Almost everyone expecting a visit would present themselves pressed, coiffed, and painted on the landing next to the pay phones, where you could see your loved ones approaching up the hill from the parking lot. Those who weren’t expecting visits would plant themselves on the stairs anyway to observe the comings and goings, as a source of vicarious entertainment-they could generally identify any regulars on sight. “Oh, there’s Ginger’s kids! There’s Angela’s parents-he always drops her mom off before he parks, she’s got a bad hip.”

Visitors had to fill out a form stating that they had no firearms or narcotics on their person. The CO would then check the inmate’s list to be sure that the visitor’s name was on it. You had to hope that the list was up to date, something that was completely dependent on the inmate’s counselor. Did he do his paperwork? Had he bothered to turn it in?
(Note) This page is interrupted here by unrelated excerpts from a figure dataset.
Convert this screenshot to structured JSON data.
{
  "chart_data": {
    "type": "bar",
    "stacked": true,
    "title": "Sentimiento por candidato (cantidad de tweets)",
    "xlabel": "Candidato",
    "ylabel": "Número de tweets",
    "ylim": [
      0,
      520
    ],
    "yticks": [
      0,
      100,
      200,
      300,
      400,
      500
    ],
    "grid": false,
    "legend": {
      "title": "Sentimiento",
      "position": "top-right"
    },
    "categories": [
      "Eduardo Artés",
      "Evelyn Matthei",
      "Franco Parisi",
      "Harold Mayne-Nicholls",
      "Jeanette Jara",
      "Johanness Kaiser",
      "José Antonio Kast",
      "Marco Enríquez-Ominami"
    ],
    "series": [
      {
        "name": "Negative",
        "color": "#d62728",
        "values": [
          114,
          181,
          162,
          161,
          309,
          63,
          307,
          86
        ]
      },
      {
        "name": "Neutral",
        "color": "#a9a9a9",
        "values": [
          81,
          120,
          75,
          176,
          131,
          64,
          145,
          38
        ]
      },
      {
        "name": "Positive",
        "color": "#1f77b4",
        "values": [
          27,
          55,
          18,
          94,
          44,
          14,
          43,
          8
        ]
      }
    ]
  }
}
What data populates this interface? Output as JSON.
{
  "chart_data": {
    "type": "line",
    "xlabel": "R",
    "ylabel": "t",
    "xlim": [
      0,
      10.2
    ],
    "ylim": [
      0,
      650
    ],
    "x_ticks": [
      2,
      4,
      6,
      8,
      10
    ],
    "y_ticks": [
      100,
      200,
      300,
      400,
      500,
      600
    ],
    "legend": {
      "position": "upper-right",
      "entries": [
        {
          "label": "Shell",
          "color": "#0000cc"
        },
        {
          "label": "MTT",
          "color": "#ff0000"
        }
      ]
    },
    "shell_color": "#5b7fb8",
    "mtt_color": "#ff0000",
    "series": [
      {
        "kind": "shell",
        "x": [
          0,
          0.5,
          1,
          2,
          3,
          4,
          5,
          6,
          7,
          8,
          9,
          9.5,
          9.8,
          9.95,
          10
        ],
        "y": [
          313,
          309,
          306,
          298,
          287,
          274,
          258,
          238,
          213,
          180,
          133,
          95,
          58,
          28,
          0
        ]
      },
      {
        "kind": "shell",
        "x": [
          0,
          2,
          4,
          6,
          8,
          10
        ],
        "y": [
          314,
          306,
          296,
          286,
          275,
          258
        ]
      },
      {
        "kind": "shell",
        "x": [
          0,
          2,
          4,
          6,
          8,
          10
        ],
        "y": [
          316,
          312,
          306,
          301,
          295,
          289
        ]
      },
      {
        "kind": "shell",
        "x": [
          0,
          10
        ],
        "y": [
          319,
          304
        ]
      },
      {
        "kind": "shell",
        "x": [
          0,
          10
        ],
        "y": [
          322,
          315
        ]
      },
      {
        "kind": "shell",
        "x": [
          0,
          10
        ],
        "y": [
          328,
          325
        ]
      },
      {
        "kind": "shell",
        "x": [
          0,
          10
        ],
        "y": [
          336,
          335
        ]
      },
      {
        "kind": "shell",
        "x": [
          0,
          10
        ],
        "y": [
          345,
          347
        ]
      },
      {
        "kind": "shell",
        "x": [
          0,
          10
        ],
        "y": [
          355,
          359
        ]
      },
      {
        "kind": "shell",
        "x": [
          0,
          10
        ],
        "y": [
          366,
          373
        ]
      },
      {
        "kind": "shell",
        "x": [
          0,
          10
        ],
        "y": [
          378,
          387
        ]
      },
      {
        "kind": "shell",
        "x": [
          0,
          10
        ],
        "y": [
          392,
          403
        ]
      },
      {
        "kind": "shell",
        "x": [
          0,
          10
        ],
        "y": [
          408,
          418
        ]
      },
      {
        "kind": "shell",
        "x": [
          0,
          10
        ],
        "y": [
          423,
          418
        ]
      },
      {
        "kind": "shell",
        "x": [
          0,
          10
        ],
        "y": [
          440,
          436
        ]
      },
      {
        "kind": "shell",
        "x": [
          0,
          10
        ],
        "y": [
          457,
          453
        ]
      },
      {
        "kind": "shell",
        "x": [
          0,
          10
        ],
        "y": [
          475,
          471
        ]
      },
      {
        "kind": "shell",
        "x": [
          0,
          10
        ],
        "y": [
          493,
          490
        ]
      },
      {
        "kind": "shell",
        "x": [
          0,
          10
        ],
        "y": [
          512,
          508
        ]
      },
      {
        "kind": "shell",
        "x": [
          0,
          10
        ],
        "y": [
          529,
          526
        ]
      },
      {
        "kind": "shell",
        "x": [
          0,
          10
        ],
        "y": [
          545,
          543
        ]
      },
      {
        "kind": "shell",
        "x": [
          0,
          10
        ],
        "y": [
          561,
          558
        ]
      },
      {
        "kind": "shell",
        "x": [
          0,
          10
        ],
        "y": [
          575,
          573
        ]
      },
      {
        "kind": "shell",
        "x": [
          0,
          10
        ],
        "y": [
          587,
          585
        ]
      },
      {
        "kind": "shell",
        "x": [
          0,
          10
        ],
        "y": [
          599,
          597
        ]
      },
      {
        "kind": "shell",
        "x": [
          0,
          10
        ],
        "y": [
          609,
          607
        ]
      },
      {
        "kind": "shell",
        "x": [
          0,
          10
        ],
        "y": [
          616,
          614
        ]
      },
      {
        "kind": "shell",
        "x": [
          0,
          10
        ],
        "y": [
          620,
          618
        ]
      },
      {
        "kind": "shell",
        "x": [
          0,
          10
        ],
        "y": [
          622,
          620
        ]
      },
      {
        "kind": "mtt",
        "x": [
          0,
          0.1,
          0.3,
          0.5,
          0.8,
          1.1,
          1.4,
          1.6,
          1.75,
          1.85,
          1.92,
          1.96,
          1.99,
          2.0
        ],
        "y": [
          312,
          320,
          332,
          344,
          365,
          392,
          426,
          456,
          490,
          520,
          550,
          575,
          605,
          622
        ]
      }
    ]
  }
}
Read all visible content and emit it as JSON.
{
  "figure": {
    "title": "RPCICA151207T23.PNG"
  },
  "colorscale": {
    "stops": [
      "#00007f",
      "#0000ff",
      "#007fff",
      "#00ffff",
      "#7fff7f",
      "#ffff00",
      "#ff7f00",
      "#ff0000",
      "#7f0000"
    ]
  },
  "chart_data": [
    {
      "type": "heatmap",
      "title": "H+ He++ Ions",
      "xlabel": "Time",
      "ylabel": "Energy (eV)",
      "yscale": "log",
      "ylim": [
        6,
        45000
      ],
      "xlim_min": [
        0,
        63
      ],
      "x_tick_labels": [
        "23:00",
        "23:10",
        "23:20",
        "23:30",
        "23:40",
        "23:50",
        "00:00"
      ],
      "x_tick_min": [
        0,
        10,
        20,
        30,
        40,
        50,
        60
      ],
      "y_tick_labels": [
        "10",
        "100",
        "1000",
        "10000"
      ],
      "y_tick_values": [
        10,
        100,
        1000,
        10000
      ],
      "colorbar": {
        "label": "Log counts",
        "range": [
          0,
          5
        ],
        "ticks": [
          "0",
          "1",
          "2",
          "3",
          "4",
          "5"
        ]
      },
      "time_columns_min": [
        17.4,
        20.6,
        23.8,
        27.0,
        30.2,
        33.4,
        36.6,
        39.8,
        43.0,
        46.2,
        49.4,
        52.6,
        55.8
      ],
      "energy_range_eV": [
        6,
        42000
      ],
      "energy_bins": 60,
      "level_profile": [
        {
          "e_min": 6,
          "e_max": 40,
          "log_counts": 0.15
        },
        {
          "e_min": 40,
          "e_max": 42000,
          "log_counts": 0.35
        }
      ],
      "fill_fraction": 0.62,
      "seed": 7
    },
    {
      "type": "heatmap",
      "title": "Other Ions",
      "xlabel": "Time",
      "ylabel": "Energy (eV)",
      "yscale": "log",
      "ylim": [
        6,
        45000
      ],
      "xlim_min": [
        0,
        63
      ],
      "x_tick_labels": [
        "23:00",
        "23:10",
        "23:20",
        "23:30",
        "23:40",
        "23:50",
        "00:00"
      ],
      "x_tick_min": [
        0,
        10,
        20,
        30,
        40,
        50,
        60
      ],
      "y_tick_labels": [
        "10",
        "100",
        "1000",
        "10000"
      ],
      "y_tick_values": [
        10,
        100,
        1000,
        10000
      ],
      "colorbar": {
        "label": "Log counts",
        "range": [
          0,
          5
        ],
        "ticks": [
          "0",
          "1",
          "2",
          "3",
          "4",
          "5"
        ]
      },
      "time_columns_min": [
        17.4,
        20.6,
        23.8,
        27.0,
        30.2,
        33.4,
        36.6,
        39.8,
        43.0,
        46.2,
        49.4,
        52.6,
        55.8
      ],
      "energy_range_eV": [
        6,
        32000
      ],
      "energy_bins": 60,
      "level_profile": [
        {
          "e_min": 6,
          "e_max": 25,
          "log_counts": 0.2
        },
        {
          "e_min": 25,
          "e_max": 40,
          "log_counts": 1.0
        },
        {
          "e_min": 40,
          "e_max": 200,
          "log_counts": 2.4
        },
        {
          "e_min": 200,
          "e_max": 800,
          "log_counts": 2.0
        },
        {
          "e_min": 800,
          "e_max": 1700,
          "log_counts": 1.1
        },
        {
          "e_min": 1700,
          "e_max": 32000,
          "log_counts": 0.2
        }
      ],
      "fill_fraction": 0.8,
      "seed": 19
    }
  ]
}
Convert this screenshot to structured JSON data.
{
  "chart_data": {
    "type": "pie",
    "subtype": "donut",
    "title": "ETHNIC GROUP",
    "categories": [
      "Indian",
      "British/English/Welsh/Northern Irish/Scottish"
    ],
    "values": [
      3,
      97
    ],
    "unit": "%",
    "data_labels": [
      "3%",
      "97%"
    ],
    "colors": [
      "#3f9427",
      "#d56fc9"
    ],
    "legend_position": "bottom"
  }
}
If not, tough shit. It didn’t matter who your visitor was or how far they had come to see you-they were not getting in. Larry told me how painful it was to watch every visitor-old or young, street punk or fancy yuppie-have to suck it up and kiss the prison guard’s ass in the hope of culling some sort of favor. The power games that fueled so much of the prisoner-guard experience extended to the visiting room.

Larry came to see me every week, and I lived for those visits-they were the highlight of my life in Danbury, a chest-filling affirmation of how much I loved him. My mother drove six hours round-trip until I begged her to come every other week. I saw more of her during the eleven months I was at Danbury than I had in all my previous adult years.

Yoga Janet and Sister Platte always had lots of visitors, aging counterculture hipsters and rosy-cheeked lefties in homespun Guatemalan cottons, respectively. Sister Platte was frustrated by the BOP’s effective censorship of her visiting list-international peace figures had tried to gain permission to visit her and had been denied.

Some women never got visits because they had effectively said goodbye to the outside world. No children, no parents, no friends, nobody. Some of them were halfway around the world from home, and some of them didn’t have a home. Some women stated flatly that they did not want their people to see them in a place like this. In general, the longer you were down, the fewer and farther between were your visits. I worried about my bunkie, Natalie, finishing her eight-year bid; she spoke to her young son on the phone every night and received many letters but didn’t have a single visit in the year we lived together. I observed the unspoken privacy wall we erected between us in our seven-by-ten-foot space, and never asked.